Canadian arts collective, 1970-1988

The Four Horsemen was a sound poetry group of Canadian poets. It was composed of bpNichol, Rafael Barreto-Rivera, Paul Dutton, and Steve McCaffery. They also performed concrete poetry. The group was active from 1970 to 1988.

== Works ==
They released 2 12-inch vinyl records of their collaborative sound poetry (Nada Canadada, 1972; Live in the West, 1977), 2 cassettes (Bootleg, 1981; 2 Nights, 1988), as well as 3 print collections (Horse d'Oeuvres, 1977; A Little Nastiness, 1980; The Prose Tattoo, 1983 ) and the broadside Schedule For Another Place (1981).

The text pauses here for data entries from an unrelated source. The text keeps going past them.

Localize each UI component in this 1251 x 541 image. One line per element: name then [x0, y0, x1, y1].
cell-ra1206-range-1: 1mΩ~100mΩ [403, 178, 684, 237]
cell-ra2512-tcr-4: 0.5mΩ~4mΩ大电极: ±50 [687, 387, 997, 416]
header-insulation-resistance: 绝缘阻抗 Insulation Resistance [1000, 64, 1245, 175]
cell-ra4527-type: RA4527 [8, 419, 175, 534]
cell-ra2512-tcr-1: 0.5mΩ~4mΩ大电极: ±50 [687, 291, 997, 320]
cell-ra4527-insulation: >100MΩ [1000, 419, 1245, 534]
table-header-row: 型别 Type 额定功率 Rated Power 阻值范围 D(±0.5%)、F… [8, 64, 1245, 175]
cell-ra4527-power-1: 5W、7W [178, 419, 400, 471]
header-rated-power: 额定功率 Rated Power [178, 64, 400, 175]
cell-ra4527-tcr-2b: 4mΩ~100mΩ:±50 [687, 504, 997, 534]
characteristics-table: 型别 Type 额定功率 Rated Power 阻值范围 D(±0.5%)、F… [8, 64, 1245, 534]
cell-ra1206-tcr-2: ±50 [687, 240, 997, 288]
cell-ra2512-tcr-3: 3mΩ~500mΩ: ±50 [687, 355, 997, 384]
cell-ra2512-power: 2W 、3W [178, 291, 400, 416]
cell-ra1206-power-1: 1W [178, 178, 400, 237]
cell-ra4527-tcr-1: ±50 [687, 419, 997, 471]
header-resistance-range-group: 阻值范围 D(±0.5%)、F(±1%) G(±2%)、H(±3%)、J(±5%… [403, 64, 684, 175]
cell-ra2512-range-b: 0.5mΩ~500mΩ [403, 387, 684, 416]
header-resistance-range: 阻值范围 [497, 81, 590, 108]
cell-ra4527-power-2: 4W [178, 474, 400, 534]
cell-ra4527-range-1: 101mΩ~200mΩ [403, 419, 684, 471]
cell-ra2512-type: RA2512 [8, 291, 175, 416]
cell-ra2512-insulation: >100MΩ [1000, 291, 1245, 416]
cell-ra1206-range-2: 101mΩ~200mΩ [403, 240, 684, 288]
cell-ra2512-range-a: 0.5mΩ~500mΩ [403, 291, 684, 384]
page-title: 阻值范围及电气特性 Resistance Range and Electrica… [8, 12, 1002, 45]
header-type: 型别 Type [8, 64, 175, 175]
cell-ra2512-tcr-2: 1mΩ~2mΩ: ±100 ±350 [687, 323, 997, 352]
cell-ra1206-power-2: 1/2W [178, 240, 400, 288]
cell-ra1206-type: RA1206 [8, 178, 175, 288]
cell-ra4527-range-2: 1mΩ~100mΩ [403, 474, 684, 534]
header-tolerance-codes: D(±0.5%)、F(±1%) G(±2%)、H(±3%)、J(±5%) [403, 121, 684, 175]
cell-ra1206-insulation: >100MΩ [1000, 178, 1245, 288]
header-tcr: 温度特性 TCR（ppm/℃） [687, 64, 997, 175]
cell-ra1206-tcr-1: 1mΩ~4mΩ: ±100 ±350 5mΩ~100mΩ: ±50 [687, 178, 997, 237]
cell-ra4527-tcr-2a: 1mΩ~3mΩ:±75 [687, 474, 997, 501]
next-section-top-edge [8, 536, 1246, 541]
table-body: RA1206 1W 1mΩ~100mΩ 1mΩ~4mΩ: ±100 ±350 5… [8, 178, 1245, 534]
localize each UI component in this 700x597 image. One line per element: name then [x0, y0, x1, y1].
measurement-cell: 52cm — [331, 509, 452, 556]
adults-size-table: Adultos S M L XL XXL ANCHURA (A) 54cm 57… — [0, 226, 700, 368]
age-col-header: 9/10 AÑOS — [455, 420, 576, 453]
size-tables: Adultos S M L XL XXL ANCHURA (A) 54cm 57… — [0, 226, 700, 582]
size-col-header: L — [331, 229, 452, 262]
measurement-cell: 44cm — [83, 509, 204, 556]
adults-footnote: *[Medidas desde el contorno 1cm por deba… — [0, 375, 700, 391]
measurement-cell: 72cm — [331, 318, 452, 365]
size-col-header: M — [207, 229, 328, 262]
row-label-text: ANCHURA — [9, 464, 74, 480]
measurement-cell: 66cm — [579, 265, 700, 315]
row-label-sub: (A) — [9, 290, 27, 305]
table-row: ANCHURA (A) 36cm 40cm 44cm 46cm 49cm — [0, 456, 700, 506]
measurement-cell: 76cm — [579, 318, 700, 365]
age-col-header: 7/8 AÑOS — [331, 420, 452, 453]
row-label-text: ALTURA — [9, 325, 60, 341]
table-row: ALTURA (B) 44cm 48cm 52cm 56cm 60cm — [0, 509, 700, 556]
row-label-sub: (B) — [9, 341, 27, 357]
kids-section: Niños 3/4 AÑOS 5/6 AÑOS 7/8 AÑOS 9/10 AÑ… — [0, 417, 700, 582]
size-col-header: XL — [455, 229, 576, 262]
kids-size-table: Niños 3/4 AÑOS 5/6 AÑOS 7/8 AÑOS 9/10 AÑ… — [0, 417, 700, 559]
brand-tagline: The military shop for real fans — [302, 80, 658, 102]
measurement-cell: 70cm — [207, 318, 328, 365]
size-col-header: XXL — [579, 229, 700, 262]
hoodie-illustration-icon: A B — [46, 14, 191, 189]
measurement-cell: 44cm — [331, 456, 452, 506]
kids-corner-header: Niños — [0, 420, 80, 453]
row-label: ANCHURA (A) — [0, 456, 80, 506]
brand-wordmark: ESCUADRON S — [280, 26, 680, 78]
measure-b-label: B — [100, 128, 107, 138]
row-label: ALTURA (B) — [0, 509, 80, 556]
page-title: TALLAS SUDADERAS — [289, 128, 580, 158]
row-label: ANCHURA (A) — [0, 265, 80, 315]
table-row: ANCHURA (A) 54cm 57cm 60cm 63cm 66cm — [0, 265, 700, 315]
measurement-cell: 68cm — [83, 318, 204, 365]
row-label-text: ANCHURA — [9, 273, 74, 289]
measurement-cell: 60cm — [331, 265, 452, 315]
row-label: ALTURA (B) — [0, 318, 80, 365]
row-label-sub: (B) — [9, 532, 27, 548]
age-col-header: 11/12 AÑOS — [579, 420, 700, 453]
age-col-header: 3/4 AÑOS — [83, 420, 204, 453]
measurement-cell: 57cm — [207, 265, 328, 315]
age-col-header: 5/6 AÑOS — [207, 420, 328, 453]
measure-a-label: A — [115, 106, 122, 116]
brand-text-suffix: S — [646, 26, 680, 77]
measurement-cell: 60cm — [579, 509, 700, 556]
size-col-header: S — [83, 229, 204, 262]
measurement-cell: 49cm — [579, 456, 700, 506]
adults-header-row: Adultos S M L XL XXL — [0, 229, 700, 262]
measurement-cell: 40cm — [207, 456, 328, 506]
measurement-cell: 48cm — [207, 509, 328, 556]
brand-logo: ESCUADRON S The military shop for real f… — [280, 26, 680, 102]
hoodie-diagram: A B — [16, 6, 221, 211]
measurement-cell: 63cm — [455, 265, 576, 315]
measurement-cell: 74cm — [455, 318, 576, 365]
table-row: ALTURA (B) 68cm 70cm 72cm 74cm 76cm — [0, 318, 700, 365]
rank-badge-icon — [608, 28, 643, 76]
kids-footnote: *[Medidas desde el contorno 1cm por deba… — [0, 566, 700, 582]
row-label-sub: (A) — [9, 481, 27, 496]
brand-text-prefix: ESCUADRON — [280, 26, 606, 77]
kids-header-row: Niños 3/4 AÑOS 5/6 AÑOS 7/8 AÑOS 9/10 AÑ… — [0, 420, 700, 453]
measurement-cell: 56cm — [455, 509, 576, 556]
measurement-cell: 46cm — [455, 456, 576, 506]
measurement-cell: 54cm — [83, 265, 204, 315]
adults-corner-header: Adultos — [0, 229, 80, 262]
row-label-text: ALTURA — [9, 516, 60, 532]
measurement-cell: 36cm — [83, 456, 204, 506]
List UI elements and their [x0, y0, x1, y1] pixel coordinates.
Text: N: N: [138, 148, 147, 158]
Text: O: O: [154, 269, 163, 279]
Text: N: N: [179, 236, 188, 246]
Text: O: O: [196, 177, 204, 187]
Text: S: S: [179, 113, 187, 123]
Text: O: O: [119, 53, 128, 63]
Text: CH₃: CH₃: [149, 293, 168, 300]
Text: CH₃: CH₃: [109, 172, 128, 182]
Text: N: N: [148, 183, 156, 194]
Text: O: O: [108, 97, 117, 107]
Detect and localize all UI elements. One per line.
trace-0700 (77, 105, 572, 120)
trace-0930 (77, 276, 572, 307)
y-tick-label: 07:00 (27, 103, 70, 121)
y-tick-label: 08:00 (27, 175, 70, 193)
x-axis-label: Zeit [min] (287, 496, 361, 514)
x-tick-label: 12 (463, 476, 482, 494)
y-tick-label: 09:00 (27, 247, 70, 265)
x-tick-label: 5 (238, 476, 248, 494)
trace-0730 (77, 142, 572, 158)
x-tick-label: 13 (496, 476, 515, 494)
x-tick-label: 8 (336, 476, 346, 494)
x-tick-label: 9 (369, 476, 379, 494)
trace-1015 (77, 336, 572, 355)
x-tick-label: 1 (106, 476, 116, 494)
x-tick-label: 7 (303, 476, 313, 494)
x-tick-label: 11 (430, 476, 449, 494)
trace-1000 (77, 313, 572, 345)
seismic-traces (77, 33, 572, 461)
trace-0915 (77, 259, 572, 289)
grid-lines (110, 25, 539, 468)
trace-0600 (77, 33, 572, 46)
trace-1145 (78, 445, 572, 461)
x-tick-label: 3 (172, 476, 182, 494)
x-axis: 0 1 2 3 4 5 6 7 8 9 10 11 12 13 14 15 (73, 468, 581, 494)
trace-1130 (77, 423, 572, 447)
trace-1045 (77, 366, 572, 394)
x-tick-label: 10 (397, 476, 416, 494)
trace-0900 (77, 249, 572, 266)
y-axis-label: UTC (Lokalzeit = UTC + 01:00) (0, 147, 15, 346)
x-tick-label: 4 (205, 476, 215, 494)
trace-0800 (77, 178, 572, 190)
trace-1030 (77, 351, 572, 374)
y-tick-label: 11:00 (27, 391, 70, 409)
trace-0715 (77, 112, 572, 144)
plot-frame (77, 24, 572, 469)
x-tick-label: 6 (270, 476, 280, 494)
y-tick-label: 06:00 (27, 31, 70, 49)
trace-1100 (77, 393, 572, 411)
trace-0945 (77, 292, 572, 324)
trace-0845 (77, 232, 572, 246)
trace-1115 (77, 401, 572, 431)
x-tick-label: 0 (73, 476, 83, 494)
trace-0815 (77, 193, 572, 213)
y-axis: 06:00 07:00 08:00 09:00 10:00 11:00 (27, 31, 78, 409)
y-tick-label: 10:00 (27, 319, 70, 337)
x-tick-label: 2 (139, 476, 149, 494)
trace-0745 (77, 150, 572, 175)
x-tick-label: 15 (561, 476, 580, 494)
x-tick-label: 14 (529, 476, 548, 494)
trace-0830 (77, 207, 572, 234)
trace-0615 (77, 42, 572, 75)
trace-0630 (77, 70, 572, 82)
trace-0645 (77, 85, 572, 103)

The group appeared in Ron Mann's 1982 documentary film Poetry in Motion.

== Style ==
Their work embraced a wide range of polyphonic possibilities, from straightforward prose through disarranged poetry, chant, nonsyntactical sound charts, improvisation in varying degrees and games in multiple forms. Previous to their work, few references were available in terms of scoring the varied levels of complexity polyvocal sound poetry could take. Their development of various forms of gridded texts added to the primarily optophonetic devices previously in literary use, releasing the scores from the rigidity imposed by the more conventional techniques found in choral work focused on extended vocal techniques.

== Legacy ==
They were Canada's first sound poetry ensemble, leading directly to the formation of at least 3 further groups: Owen Sound in Toronto (Michael Dean, David Penhale, Steven Ross Smith, Richard Truhlar), Re:Sounding in Edmonton (Douglas Barbour, Stephen Scobie) & Quatuor Gualuor in Ottawa (currently consisting of director jwcurry, Nina Drystek, and Chris Johnson).